Lymphangiomas are often referred to as 'lymph blisters'.
They consist of enlarged, or bulging lymphatic vessels just under the surface of the skin, which give the appearance of a blister.
Lymphangiomas can occur as a result of damage to the deep lymphatic vessels e.g. following radiotherapy, or surgery and they generally contain clear lymph fluid (though sometimes it can be blood stained).
If Lymphangiomas burst, they result in wetness around the area… or even profuse leakage which is a risk of potential infection.
Treatment involves strict skin hygiene and the usual lymphoedema cornerstones of treatment - especially compression.
If left untreated, the lymph blisters may become harder and firmer and begin to look like firm skin nodules.
Lymphangiomas are not cancerous.

Many patients suffering from oedema/lymphoedema will have heard about electrical compression pumps at some point when trying to find a suitable treatment programme to reduce their swelling.
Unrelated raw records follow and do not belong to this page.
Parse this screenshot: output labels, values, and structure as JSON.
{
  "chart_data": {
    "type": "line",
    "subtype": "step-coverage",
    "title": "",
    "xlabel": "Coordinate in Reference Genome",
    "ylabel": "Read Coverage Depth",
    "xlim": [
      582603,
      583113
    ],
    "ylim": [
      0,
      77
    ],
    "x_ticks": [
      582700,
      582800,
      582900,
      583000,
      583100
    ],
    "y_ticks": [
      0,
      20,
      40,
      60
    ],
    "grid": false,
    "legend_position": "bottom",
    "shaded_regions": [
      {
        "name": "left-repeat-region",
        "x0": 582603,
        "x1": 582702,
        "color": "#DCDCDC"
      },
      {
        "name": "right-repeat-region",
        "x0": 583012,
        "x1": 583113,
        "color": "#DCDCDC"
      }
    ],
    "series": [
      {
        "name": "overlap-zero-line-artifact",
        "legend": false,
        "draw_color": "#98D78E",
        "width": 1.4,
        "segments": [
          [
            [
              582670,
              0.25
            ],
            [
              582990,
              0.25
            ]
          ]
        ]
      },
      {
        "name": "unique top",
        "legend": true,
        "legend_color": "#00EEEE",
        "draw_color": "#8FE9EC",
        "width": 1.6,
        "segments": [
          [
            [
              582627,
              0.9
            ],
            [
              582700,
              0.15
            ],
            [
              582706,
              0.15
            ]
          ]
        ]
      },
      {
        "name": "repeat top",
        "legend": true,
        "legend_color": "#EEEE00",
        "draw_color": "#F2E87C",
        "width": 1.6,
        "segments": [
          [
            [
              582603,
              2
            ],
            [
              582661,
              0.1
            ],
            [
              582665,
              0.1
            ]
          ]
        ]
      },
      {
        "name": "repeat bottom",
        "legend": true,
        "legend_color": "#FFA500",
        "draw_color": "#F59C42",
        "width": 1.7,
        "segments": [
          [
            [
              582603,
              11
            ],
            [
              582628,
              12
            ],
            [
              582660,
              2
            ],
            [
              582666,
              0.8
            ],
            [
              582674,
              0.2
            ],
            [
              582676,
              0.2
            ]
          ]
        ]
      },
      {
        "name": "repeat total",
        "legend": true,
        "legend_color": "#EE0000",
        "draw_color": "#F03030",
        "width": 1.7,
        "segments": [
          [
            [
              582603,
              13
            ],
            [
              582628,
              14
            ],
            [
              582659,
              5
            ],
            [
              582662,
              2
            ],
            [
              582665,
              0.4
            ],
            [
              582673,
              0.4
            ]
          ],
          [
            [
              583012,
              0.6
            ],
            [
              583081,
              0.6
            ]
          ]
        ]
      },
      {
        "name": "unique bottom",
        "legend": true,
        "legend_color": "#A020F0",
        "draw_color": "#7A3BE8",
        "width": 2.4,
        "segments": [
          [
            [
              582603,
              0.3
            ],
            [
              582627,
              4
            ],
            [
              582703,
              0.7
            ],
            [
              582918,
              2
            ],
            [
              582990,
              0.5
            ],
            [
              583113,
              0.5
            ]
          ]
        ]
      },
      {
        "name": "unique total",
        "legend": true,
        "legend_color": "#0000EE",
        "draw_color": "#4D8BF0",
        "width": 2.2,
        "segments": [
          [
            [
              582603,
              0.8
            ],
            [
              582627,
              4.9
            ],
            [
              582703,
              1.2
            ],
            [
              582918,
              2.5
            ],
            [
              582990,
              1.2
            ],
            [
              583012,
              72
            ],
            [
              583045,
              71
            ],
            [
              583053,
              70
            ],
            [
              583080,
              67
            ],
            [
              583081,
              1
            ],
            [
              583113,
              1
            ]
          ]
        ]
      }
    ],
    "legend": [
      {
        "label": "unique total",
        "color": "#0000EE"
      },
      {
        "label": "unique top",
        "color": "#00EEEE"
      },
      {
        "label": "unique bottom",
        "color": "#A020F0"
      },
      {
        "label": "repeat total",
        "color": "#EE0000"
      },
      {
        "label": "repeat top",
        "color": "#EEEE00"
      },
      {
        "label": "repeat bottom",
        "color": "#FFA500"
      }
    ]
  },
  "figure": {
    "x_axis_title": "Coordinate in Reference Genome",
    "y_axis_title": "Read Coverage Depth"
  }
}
The LSN frequently receives calls about the differing types of machines available and also for information/advice about how and when they should be used. The following information may prove beneficial to some of you who maybe thinking of using PCT to control your oedema.
Pneumatic Compression Therapy (PCT) has been used for over 25years in the treatment of lymphoedema and until the last decade or so, pumps and compression garments were the only real treatments available to patients. They were used commonly for people who had developed an oedema following a Deep Vein Thrombosis (DVT) and also for women who had oedema following mastectomy.
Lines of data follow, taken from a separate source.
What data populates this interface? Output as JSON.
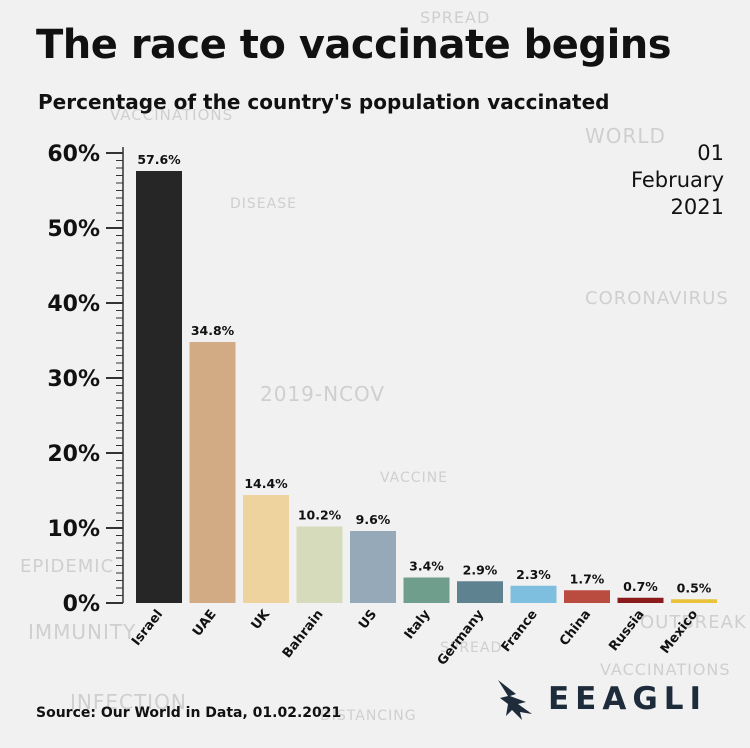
{
  "title": "The race to vaccinate begins",
  "subtitle": "Percentage of the country's population vaccinated",
  "date": {
    "day": "01",
    "month": "February",
    "year": "2021"
  },
  "source": "Source: Our World in Data, 01.02.2021",
  "brand": "EEAGLI",
  "background_words": [
    "VACCINATIONS",
    "SPREAD",
    "WORLD",
    "CORONAVIRUS",
    "2019-NCOV",
    "EPIDEMIC",
    "VACCINE",
    "IMMUNITY",
    "INFECTION",
    "DISTANCING",
    "OUTBREAK",
    "DISEASE"
  ],
  "chart_data": {
    "type": "bar",
    "categories": [
      "Israel",
      "UAE",
      "UK",
      "Bahrain",
      "US",
      "Italy",
      "Germany",
      "France",
      "China",
      "Russia",
      "Mexico"
    ],
    "values": [
      57.6,
      34.8,
      14.4,
      10.2,
      9.6,
      3.4,
      2.9,
      2.3,
      1.7,
      0.7,
      0.5
    ],
    "value_labels": [
      "57.6%",
      "34.8%",
      "14.4%",
      "10.2%",
      "9.6%",
      "3.4%",
      "2.9%",
      "2.3%",
      "1.7%",
      "0.7%",
      "0.5%"
    ],
    "colors": [
      "#262626",
      "#d2ab85",
      "#eed39f",
      "#d6dbbb",
      "#95a9b8",
      "#6f9e8d",
      "#5f8290",
      "#7ebfdf",
      "#b94c3e",
      "#8c1c1c",
      "#e8c33b"
    ],
    "yticks": [
      0,
      10,
      20,
      30,
      40,
      50,
      60
    ],
    "ytick_labels": [
      "0%",
      "10%",
      "20%",
      "30%",
      "40%",
      "50%",
      "60%"
    ],
    "ylim": [
      0,
      60
    ],
    "xlabel": "",
    "ylabel": "",
    "grid": false
  }
}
PCT consists of a small electrical compression pump, or device, which is attached by plastic tubing to an inflatable plastic sleeve/boot. This fits over the affected arm or leg. The machine pumps air into the sleeve/boot, causing it to inflate, and then after a set number of seconds, it turns off and allows the sleeve/boot to deflate. The cycle of inflation and deflation goes on as long as the machine is switched on. Varying pressures maybe selected which will allow the sleeve/boot to fill up with more, or less air.
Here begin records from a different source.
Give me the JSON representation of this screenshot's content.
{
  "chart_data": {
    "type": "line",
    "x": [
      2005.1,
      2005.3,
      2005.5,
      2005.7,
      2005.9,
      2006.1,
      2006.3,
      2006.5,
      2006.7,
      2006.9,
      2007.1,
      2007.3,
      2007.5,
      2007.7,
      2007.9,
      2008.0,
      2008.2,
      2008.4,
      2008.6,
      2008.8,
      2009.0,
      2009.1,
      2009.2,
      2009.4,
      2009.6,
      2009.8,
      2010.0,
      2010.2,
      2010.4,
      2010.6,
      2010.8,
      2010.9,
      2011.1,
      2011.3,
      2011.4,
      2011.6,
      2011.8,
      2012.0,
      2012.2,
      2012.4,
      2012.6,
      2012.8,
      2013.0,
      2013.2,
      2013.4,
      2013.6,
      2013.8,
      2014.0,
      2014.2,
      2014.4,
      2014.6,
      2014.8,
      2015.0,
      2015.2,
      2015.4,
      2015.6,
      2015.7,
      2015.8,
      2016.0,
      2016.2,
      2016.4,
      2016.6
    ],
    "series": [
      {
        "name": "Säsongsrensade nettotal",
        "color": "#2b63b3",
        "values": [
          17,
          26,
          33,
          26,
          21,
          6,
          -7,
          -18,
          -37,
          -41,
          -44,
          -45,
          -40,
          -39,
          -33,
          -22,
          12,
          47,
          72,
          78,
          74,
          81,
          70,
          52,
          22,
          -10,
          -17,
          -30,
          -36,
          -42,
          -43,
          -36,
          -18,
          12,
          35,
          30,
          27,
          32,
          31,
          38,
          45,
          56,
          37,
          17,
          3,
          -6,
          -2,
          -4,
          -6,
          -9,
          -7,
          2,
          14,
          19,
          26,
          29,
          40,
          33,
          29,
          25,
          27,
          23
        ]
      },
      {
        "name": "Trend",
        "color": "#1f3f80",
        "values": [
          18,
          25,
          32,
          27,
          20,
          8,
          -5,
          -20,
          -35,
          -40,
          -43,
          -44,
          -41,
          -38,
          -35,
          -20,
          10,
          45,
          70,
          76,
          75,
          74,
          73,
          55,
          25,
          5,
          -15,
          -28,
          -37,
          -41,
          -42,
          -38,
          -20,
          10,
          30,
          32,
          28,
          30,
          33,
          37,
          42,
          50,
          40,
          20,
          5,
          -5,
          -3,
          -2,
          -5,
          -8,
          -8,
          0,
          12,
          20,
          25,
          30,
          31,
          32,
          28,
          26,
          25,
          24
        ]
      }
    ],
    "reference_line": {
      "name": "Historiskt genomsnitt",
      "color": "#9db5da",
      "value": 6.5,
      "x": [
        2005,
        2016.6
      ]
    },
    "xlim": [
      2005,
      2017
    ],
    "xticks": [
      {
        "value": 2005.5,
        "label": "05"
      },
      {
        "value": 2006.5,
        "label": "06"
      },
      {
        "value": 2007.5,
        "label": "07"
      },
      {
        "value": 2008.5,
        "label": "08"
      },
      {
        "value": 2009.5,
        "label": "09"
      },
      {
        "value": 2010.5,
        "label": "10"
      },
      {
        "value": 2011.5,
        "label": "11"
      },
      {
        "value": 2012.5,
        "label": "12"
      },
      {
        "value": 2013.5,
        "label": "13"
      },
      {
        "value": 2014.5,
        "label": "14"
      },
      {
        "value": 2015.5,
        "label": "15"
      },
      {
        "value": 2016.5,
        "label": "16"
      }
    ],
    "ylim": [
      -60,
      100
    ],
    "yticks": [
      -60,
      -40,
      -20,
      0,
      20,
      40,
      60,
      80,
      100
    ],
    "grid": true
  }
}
There are various makes and models available that range from small portable pumps with single or 3-chambered sleeves/boots, to larger models with multichambered sleeves/boots. Functionally, they fall into 2 categories:

• SEGMENTAL (sequential, multi-chambered) - the plastic sleeve/boot has several compartments (3, 5 or 10), which inflate (and compress) in sequence. The same pressure is applied to each segment of the garment in turn, and is said to mimic the natural pressure changes that occurs in the limb.
• NON-SEGMENTAL (single chambered) - a single continuous sleeve/boot that is inflated (compressed) all at once, then released.